Aim: Schizophrenia is a chronic brain disorder with cognitive impairment as one of the cardinal manifestations. White matter organization abnormalities shown on brain imaging were also documented in patients with schizophrenia. However, when and how the cognitive impairment, the white matter organization abnormalities and their correlation occur and evolve throughout the illness course of schizophrenia remain undetermined. We aimed to show cognitive impairment and white matter organization abnormalities across different stages of schizophrenia and the association between them.

Methods: We collected 4 groups of participants: 40 individuals with illness duration of schizophrenia below 5 years, 36 individuals with illness duration of schizophrenia around 15 years, 39 individuals with illness duration of schizophrenia above 25 years, and 78 healthy controls. All participants underwent 3 cognitive tests (Wisconsin Card Sorting Test, Digit Span, Mini-Mental Status Examination) and 2 diffusion tensor imaging analyses of white matter (fractional anisotropy and graph theoretical analysis).

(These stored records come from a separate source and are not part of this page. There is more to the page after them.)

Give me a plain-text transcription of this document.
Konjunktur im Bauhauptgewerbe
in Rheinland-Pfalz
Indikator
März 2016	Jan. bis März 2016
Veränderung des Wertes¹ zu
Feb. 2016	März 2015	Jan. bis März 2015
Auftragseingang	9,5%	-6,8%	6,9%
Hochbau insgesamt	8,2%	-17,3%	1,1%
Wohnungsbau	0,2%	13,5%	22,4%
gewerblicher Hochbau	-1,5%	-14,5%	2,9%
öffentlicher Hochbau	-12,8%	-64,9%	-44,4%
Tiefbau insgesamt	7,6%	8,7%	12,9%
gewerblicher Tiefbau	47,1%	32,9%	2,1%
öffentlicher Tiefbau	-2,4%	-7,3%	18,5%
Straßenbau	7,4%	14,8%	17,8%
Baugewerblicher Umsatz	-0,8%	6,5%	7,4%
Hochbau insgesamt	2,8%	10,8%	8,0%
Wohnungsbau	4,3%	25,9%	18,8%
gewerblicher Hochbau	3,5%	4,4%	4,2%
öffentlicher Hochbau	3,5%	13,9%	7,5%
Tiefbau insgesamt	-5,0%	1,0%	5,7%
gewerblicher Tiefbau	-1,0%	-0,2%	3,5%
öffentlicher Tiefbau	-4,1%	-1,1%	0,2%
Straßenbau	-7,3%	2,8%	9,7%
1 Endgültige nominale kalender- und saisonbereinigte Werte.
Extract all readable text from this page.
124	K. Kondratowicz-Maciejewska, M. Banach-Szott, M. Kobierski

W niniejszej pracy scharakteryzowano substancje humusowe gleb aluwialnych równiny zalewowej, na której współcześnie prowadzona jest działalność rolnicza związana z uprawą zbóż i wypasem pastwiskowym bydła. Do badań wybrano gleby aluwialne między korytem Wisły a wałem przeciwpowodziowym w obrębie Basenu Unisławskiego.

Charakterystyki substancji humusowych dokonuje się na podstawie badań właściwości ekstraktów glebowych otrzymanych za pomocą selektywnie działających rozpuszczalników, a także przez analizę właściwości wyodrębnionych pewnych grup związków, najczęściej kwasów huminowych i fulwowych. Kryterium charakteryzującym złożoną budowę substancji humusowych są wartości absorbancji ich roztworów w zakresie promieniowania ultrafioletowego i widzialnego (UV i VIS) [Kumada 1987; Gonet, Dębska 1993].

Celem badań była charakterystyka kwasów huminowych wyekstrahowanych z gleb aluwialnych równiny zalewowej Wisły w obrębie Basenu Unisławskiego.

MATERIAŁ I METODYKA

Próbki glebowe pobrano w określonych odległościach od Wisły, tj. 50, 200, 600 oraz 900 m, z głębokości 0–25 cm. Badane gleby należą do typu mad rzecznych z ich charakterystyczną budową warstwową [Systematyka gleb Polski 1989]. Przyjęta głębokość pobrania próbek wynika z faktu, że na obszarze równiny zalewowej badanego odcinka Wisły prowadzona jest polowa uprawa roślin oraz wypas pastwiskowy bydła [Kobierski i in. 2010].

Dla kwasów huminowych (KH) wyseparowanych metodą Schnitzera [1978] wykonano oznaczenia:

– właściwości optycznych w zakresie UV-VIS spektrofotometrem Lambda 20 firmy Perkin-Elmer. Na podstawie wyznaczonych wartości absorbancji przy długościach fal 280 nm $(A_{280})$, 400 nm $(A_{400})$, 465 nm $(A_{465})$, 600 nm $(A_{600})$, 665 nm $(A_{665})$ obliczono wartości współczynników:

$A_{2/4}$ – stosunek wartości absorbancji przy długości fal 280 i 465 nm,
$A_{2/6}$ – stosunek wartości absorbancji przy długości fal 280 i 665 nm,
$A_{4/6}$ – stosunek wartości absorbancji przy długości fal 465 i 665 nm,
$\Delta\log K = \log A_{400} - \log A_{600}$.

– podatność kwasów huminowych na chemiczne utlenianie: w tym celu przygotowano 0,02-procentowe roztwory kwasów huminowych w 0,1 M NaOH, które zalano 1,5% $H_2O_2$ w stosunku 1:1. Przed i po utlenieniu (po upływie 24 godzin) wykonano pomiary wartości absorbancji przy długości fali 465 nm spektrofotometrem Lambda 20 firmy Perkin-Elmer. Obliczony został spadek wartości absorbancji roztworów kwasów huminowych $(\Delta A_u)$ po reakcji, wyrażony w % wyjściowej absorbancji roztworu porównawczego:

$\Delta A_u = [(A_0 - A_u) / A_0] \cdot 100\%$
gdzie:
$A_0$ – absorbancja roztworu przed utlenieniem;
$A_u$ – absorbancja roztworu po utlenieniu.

Results: We found cognitive impairment aggravated from early stage to the third decade of illness in schizophrenia. The associated white matter structural abnormalities had two steps of change: alteration in network organization occurred at early stage of schizophrenia, and then reduction in white matter tract integrity ensued from the second decade of the illness. The white matter integrity reduction was associated with cognitive impairment.

Conclusion: By using groups of participants with different illness duration, we found cognitive impairment and white matter organization abnormalities and their association across a three-decade illness course in schizophrenia. Our findings suggested active cognitive rehabilitation to patients with schizophrenia throughout the course of illness may be warranted.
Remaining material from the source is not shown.